Snakeskin 284 blossoms into May 2021 containing 26 poems.  I love every one.  I have stared at some of them on my computer screen for long periods of time, wondering about capitals or not capitals, whether that comma should be there, is that line break right.  At one point, in email correspondence with George, who has been very trusting at letting me loose on his magazine, he said “One of the roles of the editor is to be a friendly critic”. This is very good advice.  I realised that in many cases I wanted to accept a poem (because it was good) but also make minor suggestions as to how it might be improved.  Many years ago I submitted a poem to an anthology and in due course was told it was accepted, but the anthologiser effectively rewrote my poem, to the point that I couldn’t recognise it as mine anymore. In the end the anthology never happened, but that wasn’t a comfortable experience.  So I was a bit nervous about editorial interventions.

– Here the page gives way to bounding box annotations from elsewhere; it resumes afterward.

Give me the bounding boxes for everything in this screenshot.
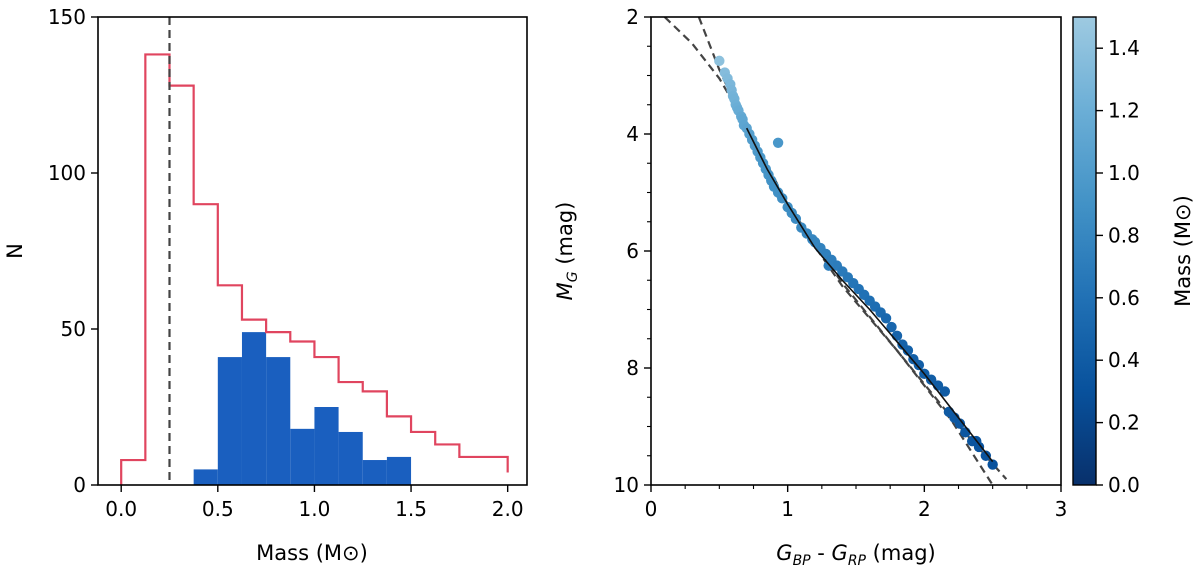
colorbar-tick-label: 0.0 — [1108, 473, 1140, 497]
colorbar: 0.0 0.2 0.4 0.6 0.8 1.0 1.2 1.4 Mass (M⊙) — [1072, 16, 1195, 497]
hist-bar-filled — [314, 407, 339, 485]
scatter-point — [772, 137, 784, 148]
histogram-axes-frame — [97, 16, 528, 486]
colorbar-tick-label: 0.2 — [1108, 411, 1140, 435]
x-tick-label: 0 — [645, 497, 658, 521]
histogram-x-ticks: 0.0 0.5 1.0 1.5 2.0 — [105, 485, 524, 521]
scatter-point — [913, 359, 925, 371]
y-tick-label: 50 — [61, 317, 86, 341]
scatter-point — [902, 345, 914, 356]
hist-bar-filled — [266, 357, 291, 485]
hist-bar-filled — [362, 460, 387, 485]
scatter-x-label: GBP - GRP (mag) — [776, 541, 935, 569]
y-tick-label: 100 — [48, 161, 86, 185]
x-tick-label: 0.0 — [105, 497, 137, 521]
hist-bar-filled — [217, 357, 242, 485]
x-tick-label: 2 — [918, 497, 931, 521]
x-tick-label: 3 — [1055, 497, 1068, 521]
histogram-y-label: N — [3, 243, 27, 259]
colorbar-ticks: 0.0 0.2 0.4 0.6 0.8 1.0 1.2 1.4 — [1096, 36, 1140, 497]
fit-curve — [745, 127, 994, 463]
colorbar-tick-label: 1.0 — [1108, 161, 1140, 185]
colorbar-label: Mass (M⊙) — [1171, 195, 1195, 307]
scatter-panel: 0 1 2 3 2 4 6 8 10 GBP - GRP (mag) MG (mag) — [553, 5, 1067, 569]
y-tick-label: 4 — [626, 122, 639, 146]
scatter-point — [891, 330, 903, 342]
hist-bar-filled — [193, 469, 218, 485]
scatter-point — [880, 313, 892, 324]
y-tick-label: 150 — [48, 5, 86, 29]
scatter-point — [987, 459, 998, 470]
scatter-point — [886, 321, 897, 333]
y-tick-label: 0 — [73, 473, 86, 497]
colorbar-tick-label: 0.6 — [1108, 286, 1140, 310]
step-histogram — [120, 53, 509, 485]
scatter-y-ticks: 2 4 6 8 10 — [614, 5, 651, 497]
scatter-x-ticks: 0 1 2 3 — [645, 485, 1068, 521]
histogram-y-ticks: 0 50 100 150 — [48, 5, 98, 497]
scatter-point — [714, 55, 725, 67]
x-tick-label: 1.0 — [299, 497, 331, 521]
scatter-points — [714, 55, 998, 470]
hist-bar-filled — [386, 456, 412, 485]
scatter-point — [954, 418, 966, 429]
dashed-isochrone-1 — [663, 17, 1008, 480]
x-tick-label: 0.5 — [202, 497, 234, 521]
colorbar-tick-label: 0.8 — [1108, 223, 1140, 247]
colorbar-tick-label: 1.4 — [1108, 36, 1140, 60]
y-tick-label: 10 — [614, 473, 639, 497]
histogram-x-label: Mass (M⊙) — [256, 541, 368, 565]
scatter-point — [980, 450, 992, 461]
colorbar-tick-label: 0.4 — [1108, 348, 1140, 372]
scatter-point — [939, 386, 951, 397]
y-tick-label: 6 — [626, 239, 639, 263]
colorbar-tick-label: 1.2 — [1108, 99, 1140, 123]
y-tick-label: 8 — [626, 356, 639, 380]
filled-histogram — [193, 332, 412, 485]
hist-bar-filled — [290, 428, 315, 485]
hist-bar-filled — [338, 431, 363, 485]
hist-bar-filled — [241, 332, 267, 485]
scatter-y-label: MG (mag) — [553, 202, 581, 301]
x-tick-label: 1 — [781, 497, 794, 521]
x-tick-label: 1.5 — [395, 497, 427, 521]
scatter-point — [777, 193, 788, 204]
x-tick-label: 2.0 — [492, 497, 524, 521]
colorbar-gradient — [1072, 16, 1097, 486]
histogram-panel: 0.0 0.5 1.0 1.5 2.0 0 50 100 150 Mass (M⊙) N — [3, 5, 528, 565]
scatter-point — [925, 374, 937, 385]
y-tick-label: 2 — [626, 5, 639, 29]
scatter-axes-frame — [650, 16, 1062, 486]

I didn’t want anyone to feel they just had to accept my suggestions otherwise I wouldn’t take the poem (that wouldn’t necessarily have been the case).  On occasions (though not many) the poet pushed back against my suggested change and we had some dialogue about it.  That’s fine.  I was genuinely delighted when the poet told me my suggestion – which they would never have thought of – had enhanced the poem.  The short moral of this story is always show your poem to a.n.other poetry reader/friendly critic before you send it out.  Get that second opinion.

To return finally to my by-now-over-used Losing My Virginity metaphor, it didn’t hurt at all and I had a great time.  I hope I’ll do it again.  With others.  The poems breathing away here are short, long, witty, funny, quiet, thoughtful, reflective, serious and all of them are formally dexterous.  Snakeskin likes (inter alia) poems that use set forms well.  I like (inter alia) poems that use set forms well.  Snakeskin likes (inter alia) humorous poems on occasions.  If a poem made me laugh out loud it’s probably on to something.  I like poems where I can see the craft (poetry is – always – a craft) and I like poems where the form is absolutely the one for the content, right down to the level of the missed beat in a line falling after the word “breathless”.  I like poems that make me think – really think -- and which work at more than one level.  Several of these poems are telling us stories and many of the best poems will take the reader on some kind of journey, cliché though that almost might sound.  At the end of the poem the reader and writer need to be in a different place.

So many thanks to everyone who submitted their work.  I hope you enjoy Snakeskin 284.